# Sharks on the Beach 4.8.2012



## Coastiefly (Feb 2, 2012)

Fresh whole mullet seems to be doing the trick lately. A family visiting the area couldn't get enough of it, what a blast it was for them and the kids just to see a shark. 

Blacktips have been keeping us busy just about anywhere on the ICW from Perdido to Ft. Pickens. Hoping to hook into some more later this week. Tight lines to all!


----------



## tips n tails (Mar 2, 2011)

Cool shark but I like the picture better, did you edit it? Background, sand water receding makes for a great photo. I'd frame that one!


----------



## LUPilot (Apr 10, 2012)

How far out are you setting your bait? And what type of gear are you using? The only sharks I've been able to catch recently have been in the 12-16" range and its been on shrimp on pomp rigs.


----------



## Coastiefly (Feb 2, 2012)

Around 50 yards, using 8/0 Octopus hooks, 150# wire, 25 ft weed eater line, 50# braided with 120# top shot. If you are looking to get into sharking, there are much more experienced fishermen out there than me. Look around this forum, and read these:

http://www.southfloridasharkclub.com/foro/viewtopic.php?p=16116
http://www.sharksonthesand.com/forum/viewforum.php?f=2
http://www.tx-sharkfishing.com/

Cheers.


----------



## cablechris (May 3, 2011)

@ Tips n Tails it looks like an instgram photo. I know i have done some that the colors and lighting looks real close to that.


----------



## LUPilot (Apr 10, 2012)

Where do you find fresh mullet? I've tried cast netting with no luck.


----------



## beeritself (Nov 25, 2010)

LUPilot said:


> Where do you find fresh mullet? I've tried cast netting with no luck.

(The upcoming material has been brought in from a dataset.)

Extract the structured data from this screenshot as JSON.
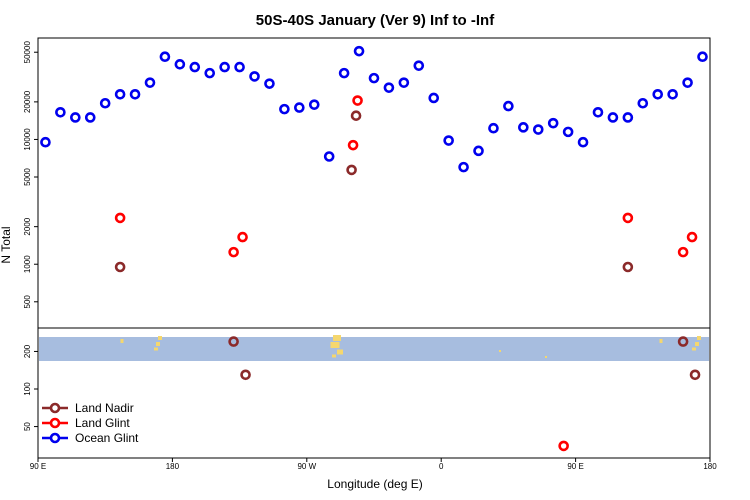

Seafood market whole mullet works great. They don't need to be alive.


----------



## Coastiefly (Feb 2, 2012)

Joe Pattis has the cheapest mullet I know of at .99 a pound and is never frozen. 

I stopped carrying my bulky camera after I got the "Camera+" app on the iPhone, very similar to Instagram but I like it way more.


----------